The Cloud is especially valuable to small and medium-sized businesses (SMB’s) because it provides access to full-function applications at an inexpensive price without a considerable upfront expenditure for hardware and software. Using the proper cloud provider, a corporation can rapidly scale their business productivity software as their business grows or a replacement company is added.
On-premises ERP vs. cloud ERP
The breadth and depth of obtainable modules can differ significantly between on-premises and cloud ERP products.
The gap has narrowed as ERP vendors have shifted most of their development effort faraway from on-premises versions to the cloud, and today many cloud ERP solutions include the broad range of functional modules. However, vendors still struggle to deliver comparable features in their cloud based ERP offerings, and on-premises ERP outsells cloud by a good margin.
One increasingly popular sort of cloud ERP, multi-tenant software as a service, or SaaS ERP, is usually a streamlined version with fewer modules and features than an equivalent vendor’s on-premises ERP. In multi-tenant SaaS, multiple “tenants” use an equivalent copy, or instance, of the software. This scheme tends to enforce standardization and simplification, since equivalent software must serve customers with varying needs. It’s the most important reason SaaS ERP tends to possess fewer modules than on-premises ERP.
There are other important differences. SaaS ERP cannot be customized, for the foremost part, which may be a serious drawback for companies that spend years customizing on-premises ERP to satisfy their unique needs. (SaaS proponents claim this is often a plus because it helps enforce industry best practices reduces IT costs and makes the ERP system less susceptible to bugs and crashes.) On-premises ERP usually requires an outsized upfront payment for a multiyear license, while SaaS typically comes as a monthly, per-user subscription, though some vendors offer pricing that mixes the 2 models.

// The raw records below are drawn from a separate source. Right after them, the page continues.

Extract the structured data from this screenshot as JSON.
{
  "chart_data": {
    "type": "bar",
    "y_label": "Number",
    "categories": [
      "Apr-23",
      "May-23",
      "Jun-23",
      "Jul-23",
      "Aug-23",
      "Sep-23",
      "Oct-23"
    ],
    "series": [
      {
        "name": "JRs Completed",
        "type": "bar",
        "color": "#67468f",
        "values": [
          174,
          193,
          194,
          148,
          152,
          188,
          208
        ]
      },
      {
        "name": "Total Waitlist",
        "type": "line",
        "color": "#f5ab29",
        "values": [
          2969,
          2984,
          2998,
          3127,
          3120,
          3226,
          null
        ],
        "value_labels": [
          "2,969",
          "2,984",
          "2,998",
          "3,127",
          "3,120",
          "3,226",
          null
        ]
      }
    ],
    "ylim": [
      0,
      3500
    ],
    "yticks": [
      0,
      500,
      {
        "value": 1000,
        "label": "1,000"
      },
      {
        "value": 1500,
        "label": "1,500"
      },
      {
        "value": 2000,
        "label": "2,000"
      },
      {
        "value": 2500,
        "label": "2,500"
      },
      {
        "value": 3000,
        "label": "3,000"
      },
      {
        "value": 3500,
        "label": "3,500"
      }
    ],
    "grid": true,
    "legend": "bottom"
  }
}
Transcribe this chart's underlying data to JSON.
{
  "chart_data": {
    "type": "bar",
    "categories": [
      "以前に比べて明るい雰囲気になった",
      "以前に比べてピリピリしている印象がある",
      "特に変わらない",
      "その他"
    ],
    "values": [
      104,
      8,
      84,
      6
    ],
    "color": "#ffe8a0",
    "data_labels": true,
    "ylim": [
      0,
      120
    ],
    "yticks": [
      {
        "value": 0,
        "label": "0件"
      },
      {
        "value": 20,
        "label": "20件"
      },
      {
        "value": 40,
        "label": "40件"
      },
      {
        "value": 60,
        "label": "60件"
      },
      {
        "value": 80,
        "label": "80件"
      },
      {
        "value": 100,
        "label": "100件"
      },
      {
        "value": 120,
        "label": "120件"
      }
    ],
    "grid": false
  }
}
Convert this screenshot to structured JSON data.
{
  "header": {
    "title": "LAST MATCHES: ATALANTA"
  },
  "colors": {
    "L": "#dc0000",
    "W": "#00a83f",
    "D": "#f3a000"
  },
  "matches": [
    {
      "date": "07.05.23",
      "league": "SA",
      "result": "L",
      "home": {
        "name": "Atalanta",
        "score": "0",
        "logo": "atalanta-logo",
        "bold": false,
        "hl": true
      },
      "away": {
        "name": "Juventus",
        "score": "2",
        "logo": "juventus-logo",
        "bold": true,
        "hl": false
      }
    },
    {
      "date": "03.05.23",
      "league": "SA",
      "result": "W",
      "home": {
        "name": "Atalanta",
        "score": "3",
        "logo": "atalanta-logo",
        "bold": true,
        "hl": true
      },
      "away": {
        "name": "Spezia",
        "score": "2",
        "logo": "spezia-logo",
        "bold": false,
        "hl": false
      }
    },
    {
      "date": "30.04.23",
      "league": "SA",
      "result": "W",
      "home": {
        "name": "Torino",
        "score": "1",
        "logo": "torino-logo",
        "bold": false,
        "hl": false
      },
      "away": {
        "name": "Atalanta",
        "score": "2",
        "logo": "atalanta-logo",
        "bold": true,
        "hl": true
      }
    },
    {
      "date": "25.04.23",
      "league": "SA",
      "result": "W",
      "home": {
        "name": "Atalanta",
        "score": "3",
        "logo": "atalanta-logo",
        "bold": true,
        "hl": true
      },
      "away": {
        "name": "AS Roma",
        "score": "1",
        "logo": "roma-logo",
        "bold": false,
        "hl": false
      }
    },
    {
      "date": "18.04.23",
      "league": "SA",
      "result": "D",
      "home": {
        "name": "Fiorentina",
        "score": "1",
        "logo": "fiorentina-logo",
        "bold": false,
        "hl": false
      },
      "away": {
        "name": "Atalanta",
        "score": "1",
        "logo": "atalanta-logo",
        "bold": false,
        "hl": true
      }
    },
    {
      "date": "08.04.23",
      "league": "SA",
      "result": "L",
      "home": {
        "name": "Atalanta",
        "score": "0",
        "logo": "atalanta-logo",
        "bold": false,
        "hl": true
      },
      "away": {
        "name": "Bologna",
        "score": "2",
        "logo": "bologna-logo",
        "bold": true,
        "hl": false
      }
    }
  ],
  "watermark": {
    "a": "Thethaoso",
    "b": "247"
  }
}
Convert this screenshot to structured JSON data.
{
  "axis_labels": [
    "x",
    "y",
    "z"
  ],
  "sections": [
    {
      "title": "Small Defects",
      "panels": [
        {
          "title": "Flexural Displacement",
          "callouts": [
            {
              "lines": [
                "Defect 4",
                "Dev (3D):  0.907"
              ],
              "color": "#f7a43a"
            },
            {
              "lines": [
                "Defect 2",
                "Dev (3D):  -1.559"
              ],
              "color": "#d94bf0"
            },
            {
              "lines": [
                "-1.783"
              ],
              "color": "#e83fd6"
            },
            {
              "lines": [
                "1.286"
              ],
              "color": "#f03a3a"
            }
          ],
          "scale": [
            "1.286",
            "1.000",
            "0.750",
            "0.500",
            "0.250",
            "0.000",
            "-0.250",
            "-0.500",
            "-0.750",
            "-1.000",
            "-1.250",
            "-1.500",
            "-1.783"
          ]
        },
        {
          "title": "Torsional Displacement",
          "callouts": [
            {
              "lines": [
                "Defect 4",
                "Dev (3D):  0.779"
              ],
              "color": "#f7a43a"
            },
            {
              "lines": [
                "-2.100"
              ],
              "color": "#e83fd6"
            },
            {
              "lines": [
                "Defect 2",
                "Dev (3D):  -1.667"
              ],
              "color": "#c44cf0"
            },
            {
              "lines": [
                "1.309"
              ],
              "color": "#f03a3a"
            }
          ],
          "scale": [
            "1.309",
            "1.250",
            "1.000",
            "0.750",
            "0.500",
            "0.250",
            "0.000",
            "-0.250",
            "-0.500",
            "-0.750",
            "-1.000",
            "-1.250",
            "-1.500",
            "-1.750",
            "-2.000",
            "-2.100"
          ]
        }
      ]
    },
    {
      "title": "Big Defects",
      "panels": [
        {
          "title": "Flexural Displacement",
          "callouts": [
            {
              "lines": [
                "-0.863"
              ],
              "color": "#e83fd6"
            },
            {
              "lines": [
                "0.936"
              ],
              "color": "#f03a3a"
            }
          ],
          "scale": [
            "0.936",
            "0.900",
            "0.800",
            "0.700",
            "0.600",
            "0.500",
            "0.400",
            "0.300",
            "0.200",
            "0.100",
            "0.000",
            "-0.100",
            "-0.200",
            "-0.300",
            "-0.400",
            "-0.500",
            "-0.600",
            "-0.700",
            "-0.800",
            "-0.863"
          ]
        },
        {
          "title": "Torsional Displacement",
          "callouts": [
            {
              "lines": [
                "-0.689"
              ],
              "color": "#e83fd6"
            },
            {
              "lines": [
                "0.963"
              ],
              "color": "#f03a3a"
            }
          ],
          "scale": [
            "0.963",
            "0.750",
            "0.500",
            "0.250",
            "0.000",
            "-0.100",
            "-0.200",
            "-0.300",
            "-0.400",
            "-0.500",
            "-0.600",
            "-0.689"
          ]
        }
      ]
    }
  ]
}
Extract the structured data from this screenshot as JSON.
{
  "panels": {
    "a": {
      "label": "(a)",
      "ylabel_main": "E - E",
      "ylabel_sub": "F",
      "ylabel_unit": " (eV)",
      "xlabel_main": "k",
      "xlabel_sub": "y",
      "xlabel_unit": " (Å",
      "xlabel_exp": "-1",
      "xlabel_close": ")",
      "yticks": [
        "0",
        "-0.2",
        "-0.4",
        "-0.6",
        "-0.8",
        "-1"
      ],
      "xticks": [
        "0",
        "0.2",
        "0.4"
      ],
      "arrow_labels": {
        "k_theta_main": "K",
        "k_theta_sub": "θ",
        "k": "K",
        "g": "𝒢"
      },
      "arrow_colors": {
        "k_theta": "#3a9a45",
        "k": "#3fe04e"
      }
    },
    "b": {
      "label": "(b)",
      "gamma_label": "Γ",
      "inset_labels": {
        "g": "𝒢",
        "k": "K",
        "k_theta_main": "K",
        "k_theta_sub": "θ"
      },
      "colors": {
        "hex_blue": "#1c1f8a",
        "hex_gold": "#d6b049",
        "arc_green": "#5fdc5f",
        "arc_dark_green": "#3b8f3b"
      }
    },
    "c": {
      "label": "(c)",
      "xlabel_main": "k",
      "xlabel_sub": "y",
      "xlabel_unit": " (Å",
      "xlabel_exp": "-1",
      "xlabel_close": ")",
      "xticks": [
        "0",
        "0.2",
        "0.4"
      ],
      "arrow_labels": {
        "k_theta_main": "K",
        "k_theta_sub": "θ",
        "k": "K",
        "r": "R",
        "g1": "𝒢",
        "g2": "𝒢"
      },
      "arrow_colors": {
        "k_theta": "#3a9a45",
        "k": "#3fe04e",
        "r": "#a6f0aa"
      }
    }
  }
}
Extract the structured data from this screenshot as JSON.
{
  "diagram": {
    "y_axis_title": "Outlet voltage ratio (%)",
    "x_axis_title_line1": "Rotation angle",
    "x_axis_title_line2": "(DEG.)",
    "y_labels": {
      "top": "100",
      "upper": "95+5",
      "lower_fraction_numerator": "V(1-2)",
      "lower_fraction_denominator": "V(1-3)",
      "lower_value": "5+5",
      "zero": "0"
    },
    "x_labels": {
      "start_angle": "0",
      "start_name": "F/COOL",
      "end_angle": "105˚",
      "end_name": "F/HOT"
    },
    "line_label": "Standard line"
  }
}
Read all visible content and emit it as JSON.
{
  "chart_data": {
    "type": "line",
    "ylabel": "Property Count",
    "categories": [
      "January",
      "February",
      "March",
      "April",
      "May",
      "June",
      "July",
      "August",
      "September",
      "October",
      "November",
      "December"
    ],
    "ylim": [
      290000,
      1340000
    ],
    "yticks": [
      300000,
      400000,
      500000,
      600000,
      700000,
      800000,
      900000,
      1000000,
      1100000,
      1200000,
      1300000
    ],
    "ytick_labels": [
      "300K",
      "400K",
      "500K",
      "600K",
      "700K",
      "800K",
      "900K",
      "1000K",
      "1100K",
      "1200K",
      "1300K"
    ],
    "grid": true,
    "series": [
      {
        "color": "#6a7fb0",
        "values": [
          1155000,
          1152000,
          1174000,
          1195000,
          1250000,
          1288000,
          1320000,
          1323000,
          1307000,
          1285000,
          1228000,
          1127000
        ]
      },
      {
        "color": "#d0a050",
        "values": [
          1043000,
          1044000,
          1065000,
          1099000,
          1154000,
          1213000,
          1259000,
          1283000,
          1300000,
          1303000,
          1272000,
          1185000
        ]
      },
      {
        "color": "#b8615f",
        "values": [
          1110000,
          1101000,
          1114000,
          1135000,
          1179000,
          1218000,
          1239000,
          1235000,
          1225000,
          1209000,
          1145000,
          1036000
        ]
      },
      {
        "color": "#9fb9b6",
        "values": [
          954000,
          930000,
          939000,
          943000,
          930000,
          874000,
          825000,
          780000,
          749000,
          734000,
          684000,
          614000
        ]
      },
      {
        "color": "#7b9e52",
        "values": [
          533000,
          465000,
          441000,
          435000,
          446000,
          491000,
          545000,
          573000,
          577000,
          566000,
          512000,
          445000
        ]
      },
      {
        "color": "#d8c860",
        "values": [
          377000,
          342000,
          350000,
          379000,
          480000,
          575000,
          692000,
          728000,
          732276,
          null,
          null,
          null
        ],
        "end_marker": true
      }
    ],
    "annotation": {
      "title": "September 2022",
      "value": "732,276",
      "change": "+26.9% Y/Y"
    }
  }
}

Despite these differences, debates still rage about which deployment model is cheaper for ERP buyers within the end of the day. Vendors said SaaS is cheaper for them to take care of and has more growth potential from subscription revenue. Most try to wean customers off their aging on-premises ERPs but face resistance as companies question whether cloud ERP does what they have and is well worth the money.
Benefits of Cloud ERP
Companies can upload and access data in real-time via the cloud, from any device with an online connection, allowing greater collaboration among departments.
Cloud ERP software also has the advantage of being hosted on one platform. Having all of your business applications, like your CRM and accounting, for instance, on an equivalent cloud platform allows you to unify your systems of engagement together with your systems of record. Rather than having your company’s front and back-office applications in separate systems, using one cloud platform allows your apps to speak to every other, share a central database, get real-time reporting and use one interface.